July 26, 2011

Nissan Unveils China Growth Strategy, Plans Venucia Electric Vehicle

July 26 - Beijing - Nissan CEO Carlos Ghosn unveiled a new business plan for China on Tuesday, with local partnership Dongfeng Motor Co., Ltd. aiming to raise annual sales 70 percent to more than 2.3 million vehicles by 2015.

To meet that goal, the Chinese joint venture will invest 50 billion yuan ($8 billion) as it introduces 30 models, adds 1,000 dealerships and plans to sell locally built electric vehicles.

China, the world’s largest auto market, is central to Power 88 Nissan’s plan to raise global market share and profit margins to 8 percent by fiscal 2016.
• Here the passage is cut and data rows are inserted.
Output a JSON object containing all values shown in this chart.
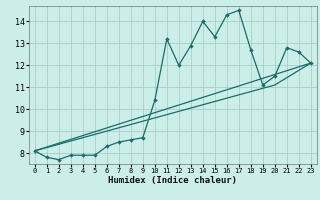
{
  "xlabel": "Humidex (Indice chaleur)",
  "bg_color": "#cceee8",
  "grid_color": "#aacccc",
  "line_color": "#1a6b6b",
  "xlim": [
    -0.5,
    23.5
  ],
  "ylim": [
    7.5,
    14.7
  ],
  "xtick_labels": [
    "0",
    "1",
    "2",
    "3",
    "4",
    "5",
    "6",
    "7",
    "8",
    "9",
    "10",
    "11",
    "12",
    "13",
    "14",
    "15",
    "16",
    "17",
    "18",
    "19",
    "20",
    "21",
    "22",
    "23"
  ],
  "xtick_vals": [
    0,
    1,
    2,
    3,
    4,
    5,
    6,
    7,
    8,
    9,
    10,
    11,
    12,
    13,
    14,
    15,
    16,
    17,
    18,
    19,
    20,
    21,
    22,
    23
  ],
  "ytick_vals": [
    8,
    9,
    10,
    11,
    12,
    13,
    14
  ],
  "scatter_x": [
    0,
    1,
    2,
    3,
    4,
    5,
    6,
    7,
    8,
    9,
    10,
    11,
    12,
    13,
    14,
    15,
    16,
    17,
    18,
    19,
    20,
    21,
    22,
    23
  ],
  "scatter_y": [
    8.1,
    7.8,
    7.7,
    7.9,
    7.9,
    7.9,
    8.3,
    8.5,
    8.6,
    8.7,
    10.4,
    13.2,
    12.0,
    12.9,
    14.0,
    13.3,
    14.3,
    14.5,
    12.7,
    11.1,
    11.5,
    12.8,
    12.6,
    12.1
  ],
  "trend1_x": [
    0,
    23
  ],
  "trend1_y": [
    8.1,
    12.1
  ],
  "trend2_x": [
    0,
    20,
    23
  ],
  "trend2_y": [
    8.1,
    11.1,
    12.1
  ]
}
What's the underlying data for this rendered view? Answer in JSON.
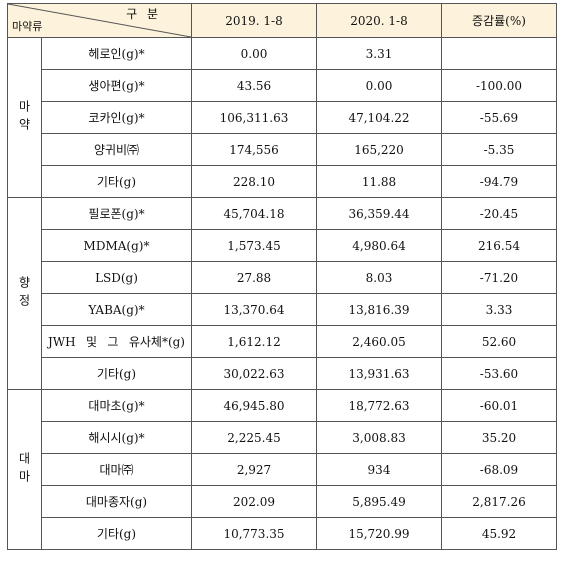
{
  "header": {
    "diag_top": "구 분",
    "diag_bottom": "마약류",
    "col_2019": "2019. 1-8",
    "col_2020": "2020. 1-8",
    "col_change": "증감률(%)"
  },
  "groups": [
    {
      "category": "마약",
      "rows": [
        {
          "drug": "헤로인(g)*",
          "v2019": "0.00",
          "v2020": "3.31",
          "change": ""
        },
        {
          "drug": "생아편(g)*",
          "v2019": "43.56",
          "v2020": "0.00",
          "change": "-100.00"
        },
        {
          "drug": "코카인(g)*",
          "v2019": "106,311.63",
          "v2020": "47,104.22",
          "change": "-55.69"
        },
        {
          "drug": "양귀비㈜",
          "v2019": "174,556",
          "v2020": "165,220",
          "change": "-5.35"
        },
        {
          "drug": "기타(g)",
          "v2019": "228.10",
          "v2020": "11.88",
          "change": "-94.79"
        }
      ]
    },
    {
      "category": "향정",
      "rows": [
        {
          "drug": "필로폰(g)*",
          "v2019": "45,704.18",
          "v2020": "36,359.44",
          "change": "-20.45"
        },
        {
          "drug": "MDMA(g)*",
          "v2019": "1,573.45",
          "v2020": "4,980.64",
          "change": "216.54"
        },
        {
          "drug": "LSD(g)",
          "v2019": "27.88",
          "v2020": "8.03",
          "change": "-71.20"
        },
        {
          "drug": "YABA(g)*",
          "v2019": "13,370.64",
          "v2020": "13,816.39",
          "change": "3.33"
        },
        {
          "drug": "JWH 및 그 유사체*(g)",
          "v2019": "1,612.12",
          "v2020": "2,460.05",
          "change": "52.60"
        },
        {
          "drug": "기타(g)",
          "v2019": "30,022.63",
          "v2020": "13,931.63",
          "change": "-53.60"
        }
      ]
    },
    {
      "category": "대마",
      "rows": [
        {
          "drug": "대마초(g)*",
          "v2019": "46,945.80",
          "v2020": "18,772.63",
          "change": "-60.01"
        },
        {
          "drug": "해시시(g)*",
          "v2019": "2,225.45",
          "v2020": "3,008.83",
          "change": "35.20"
        },
        {
          "drug": "대마㈜",
          "v2019": "2,927",
          "v2020": "934",
          "change": "-68.09"
        },
        {
          "drug": "대마종자(g)",
          "v2019": "202.09",
          "v2020": "5,895.49",
          "change": "2,817.26"
        },
        {
          "drug": "기타(g)",
          "v2019": "10,773.35",
          "v2020": "15,720.99",
          "change": "45.92"
        }
      ]
    }
  ]
}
"We have today about 6.2 percent market share in China and we know we have a shortfall in terms of supply--we cannot provide as many cars as the market is demanding," Ghosn said. "I would say the pent-up demand on our product today is above 7 percent already. We want to reach 10 percent."

The first of five models from China-only brand Venucia will be introduced next year, as the new nameplate targets annual sales of 300,000 within five years.

Venucia will also begin selling an electric model by 2015.

"We can introduce the technology, we can introduce the zero-emission cars, and we can introduce them in the best way possible to make them competitive," Ghosn said.

New production capacity in Guangzhou, Changzhou and Shiyan will help the company’s local manufacturing capability keep pace as Nissan Dongfeng gears up for further growth in the Middle Kingdom.